Conexão Literatura 80

Está disponível a edição de fevereiro da revista eletrônica Conexão Literatura, editada por Ademir Pascale. A revista tem 160 páginas traz em destaque na capa o diplomata e escritor gaúcho Bert Jr., que é entrevistado e também comparece com um poema e o curioso "Espécies esquisitas ameaçadas", ficçõ em estilo de artigo que lembra as experiências narrativas borgeanas e as crônicas ficcionais de Braulio Tavares. 
Também traz contos de Ney Alencar, Clóvis Rezende, Fernando Gimenez, Idicampos, Iraci José Marin, Míriam Santiago e Robert Schima; poemas de Wanda Rop, Denise Peres Martins Rezende, Antonio Di Bianco e Alexandra Gomes dos Santos Matos; crônicas de Mônica Palácios e artigos de Cristiane de Mesquita Alves, Gilmar Rocha Duarte, Rafael Botter, Clayton Alexandre Zocarato, Vera Lúcia Alves Mendes Paganini, Mirian Menezes de Oliveira, Fernando Luiz Chaves. E ainda, entrevistas com os escritores Aristides Corbellini, Bel Wells, Felipe Helderich, Graziela Barduco, Joaquim Cândido de Gouvêa, Juliana Fernandes, L. J. Freitas, Marcela Alves Moura, Michael Ruman, Neumar Silva, R. W. Costa e Tania Costa. 

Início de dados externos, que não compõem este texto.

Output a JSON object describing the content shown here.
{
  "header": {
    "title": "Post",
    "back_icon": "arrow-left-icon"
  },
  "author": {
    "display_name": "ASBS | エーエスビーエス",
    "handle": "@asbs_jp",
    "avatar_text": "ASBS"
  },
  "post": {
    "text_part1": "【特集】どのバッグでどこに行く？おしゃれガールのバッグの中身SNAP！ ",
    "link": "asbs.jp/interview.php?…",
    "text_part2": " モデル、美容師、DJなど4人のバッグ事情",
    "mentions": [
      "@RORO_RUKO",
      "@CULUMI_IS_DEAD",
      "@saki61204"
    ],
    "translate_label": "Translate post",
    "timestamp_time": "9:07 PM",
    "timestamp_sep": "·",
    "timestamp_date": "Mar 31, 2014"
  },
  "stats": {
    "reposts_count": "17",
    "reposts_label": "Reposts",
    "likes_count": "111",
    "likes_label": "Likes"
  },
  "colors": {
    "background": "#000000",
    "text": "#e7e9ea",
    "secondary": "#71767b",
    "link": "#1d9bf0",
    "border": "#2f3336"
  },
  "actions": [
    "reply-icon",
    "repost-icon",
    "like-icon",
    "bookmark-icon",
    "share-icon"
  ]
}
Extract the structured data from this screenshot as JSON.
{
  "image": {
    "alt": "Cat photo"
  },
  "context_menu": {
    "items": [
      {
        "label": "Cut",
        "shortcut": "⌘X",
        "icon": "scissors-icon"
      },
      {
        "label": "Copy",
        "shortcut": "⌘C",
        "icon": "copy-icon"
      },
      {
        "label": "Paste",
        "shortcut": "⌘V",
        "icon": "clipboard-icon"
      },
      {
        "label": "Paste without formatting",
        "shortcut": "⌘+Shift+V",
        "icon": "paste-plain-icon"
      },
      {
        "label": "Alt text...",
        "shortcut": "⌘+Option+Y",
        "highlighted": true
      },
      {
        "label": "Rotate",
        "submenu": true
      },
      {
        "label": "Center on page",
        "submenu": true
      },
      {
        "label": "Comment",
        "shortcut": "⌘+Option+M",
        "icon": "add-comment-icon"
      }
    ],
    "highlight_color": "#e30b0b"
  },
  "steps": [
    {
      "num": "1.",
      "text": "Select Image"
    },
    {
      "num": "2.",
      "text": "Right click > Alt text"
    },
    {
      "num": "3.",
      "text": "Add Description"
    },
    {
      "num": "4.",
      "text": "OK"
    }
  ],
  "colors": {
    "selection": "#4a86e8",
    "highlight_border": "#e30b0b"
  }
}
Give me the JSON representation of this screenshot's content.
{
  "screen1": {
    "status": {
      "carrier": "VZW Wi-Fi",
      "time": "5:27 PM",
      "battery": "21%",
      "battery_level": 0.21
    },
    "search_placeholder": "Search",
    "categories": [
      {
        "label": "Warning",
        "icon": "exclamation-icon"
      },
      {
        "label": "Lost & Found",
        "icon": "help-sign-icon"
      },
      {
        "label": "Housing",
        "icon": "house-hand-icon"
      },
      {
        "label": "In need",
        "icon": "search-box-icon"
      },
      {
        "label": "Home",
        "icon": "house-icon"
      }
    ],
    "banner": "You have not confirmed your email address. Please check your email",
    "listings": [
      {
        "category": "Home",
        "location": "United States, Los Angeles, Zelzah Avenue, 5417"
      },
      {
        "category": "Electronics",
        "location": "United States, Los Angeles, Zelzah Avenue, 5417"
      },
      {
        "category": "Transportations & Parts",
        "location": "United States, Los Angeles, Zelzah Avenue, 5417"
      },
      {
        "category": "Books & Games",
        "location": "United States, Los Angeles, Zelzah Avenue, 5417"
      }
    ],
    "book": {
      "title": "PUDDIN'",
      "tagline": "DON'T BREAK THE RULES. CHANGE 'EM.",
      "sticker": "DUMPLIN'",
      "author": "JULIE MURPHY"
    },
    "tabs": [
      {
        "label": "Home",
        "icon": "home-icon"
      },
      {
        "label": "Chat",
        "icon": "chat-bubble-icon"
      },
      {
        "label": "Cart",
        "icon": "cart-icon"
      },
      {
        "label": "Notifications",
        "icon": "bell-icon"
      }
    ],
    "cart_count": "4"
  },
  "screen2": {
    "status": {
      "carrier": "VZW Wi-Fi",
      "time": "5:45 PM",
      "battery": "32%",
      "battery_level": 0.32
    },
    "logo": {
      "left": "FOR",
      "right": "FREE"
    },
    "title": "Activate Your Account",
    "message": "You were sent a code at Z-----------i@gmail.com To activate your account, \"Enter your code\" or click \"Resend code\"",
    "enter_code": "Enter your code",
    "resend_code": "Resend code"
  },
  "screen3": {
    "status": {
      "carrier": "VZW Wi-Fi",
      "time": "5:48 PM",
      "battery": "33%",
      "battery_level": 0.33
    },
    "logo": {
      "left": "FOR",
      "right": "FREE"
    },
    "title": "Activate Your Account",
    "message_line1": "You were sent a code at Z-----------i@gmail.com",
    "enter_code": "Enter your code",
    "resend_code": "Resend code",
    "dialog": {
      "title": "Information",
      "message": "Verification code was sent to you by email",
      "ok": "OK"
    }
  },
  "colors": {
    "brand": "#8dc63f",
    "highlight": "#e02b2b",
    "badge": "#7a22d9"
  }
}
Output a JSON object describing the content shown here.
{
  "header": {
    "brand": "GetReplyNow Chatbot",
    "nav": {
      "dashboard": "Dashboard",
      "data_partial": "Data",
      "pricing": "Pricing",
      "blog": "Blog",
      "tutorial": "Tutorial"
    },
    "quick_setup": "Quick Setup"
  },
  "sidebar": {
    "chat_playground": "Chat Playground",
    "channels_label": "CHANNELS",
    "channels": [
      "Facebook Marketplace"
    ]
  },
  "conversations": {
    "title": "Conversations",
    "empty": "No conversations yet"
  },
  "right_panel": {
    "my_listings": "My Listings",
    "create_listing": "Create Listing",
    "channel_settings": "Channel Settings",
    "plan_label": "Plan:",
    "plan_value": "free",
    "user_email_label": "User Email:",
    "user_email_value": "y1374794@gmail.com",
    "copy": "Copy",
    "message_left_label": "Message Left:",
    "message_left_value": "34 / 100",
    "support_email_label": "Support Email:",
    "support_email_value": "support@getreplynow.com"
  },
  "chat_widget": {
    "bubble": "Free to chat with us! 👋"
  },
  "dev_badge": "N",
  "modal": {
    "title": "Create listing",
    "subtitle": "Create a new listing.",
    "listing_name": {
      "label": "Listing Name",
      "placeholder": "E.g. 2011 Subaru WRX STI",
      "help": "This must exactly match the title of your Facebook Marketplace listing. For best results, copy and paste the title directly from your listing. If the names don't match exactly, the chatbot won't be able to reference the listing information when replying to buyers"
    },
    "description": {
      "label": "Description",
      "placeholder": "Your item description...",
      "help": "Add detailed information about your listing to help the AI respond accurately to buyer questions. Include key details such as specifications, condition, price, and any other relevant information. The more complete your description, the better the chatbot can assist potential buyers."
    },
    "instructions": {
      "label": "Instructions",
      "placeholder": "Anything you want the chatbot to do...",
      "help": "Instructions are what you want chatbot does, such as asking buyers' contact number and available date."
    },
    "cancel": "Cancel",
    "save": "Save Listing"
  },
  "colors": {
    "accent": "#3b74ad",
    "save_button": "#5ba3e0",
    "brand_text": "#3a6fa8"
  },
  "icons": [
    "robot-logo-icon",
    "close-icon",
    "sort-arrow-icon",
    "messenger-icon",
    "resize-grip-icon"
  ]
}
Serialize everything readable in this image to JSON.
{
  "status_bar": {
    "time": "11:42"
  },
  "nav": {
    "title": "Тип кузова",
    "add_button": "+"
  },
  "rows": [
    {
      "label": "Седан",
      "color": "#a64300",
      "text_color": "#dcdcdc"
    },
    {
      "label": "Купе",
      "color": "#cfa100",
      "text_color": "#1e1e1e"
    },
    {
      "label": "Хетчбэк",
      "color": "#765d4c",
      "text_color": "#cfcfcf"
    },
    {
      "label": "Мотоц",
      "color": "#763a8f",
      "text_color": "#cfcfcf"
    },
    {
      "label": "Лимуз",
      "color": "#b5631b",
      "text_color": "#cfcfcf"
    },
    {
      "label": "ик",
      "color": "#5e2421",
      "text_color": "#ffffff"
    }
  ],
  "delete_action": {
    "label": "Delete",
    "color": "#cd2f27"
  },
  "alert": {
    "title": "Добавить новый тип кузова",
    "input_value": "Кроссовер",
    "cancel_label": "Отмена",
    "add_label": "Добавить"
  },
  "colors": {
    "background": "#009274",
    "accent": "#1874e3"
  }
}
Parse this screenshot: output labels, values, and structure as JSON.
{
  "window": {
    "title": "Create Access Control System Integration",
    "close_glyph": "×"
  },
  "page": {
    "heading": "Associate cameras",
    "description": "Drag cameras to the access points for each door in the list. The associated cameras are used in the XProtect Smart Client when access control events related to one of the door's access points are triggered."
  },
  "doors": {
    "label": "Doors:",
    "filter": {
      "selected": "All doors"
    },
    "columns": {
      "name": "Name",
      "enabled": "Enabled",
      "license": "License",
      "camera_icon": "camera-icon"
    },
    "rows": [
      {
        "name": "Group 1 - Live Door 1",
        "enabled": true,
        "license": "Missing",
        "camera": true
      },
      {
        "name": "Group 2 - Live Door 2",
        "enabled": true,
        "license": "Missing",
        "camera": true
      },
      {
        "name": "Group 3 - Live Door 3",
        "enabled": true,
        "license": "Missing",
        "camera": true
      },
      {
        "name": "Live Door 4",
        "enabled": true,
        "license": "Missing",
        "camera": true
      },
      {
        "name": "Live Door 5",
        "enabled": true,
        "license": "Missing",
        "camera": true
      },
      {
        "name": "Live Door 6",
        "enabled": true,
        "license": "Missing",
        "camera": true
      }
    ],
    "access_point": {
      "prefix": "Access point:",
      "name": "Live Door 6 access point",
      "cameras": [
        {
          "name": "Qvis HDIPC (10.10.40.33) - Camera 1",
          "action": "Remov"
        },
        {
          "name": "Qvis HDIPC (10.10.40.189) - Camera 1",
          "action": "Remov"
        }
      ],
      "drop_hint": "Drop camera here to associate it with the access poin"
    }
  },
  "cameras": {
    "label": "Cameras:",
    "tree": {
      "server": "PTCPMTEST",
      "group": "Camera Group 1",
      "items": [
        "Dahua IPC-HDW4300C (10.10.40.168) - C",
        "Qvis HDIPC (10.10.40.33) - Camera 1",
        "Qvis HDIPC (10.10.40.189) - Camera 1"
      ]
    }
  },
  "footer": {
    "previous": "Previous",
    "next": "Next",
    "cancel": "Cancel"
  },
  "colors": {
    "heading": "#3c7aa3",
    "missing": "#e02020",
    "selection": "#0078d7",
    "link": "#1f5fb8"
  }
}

Tanta efervescência é fruto de um inteligente esquema comercial da revista, que loteia suas páginas aos interessados em serem ali focalizados. Em tempos de desmoronamento do mercado editorial e de lógica comercial invertida - na qual os escritores são responsáveis únicos por sua própria divulgação - a revista oferece exatamente aquilo que os escritores procuram, por preços muito acessíveis. Se funciona, não sei dizer, mas a vitalidade da publicação parece afirmá-lo de modo muito evidente. 
Conexão Literatura é uma publicação gratuita e pode ser baixada aqui. Edições anteriores também estão disponíveis.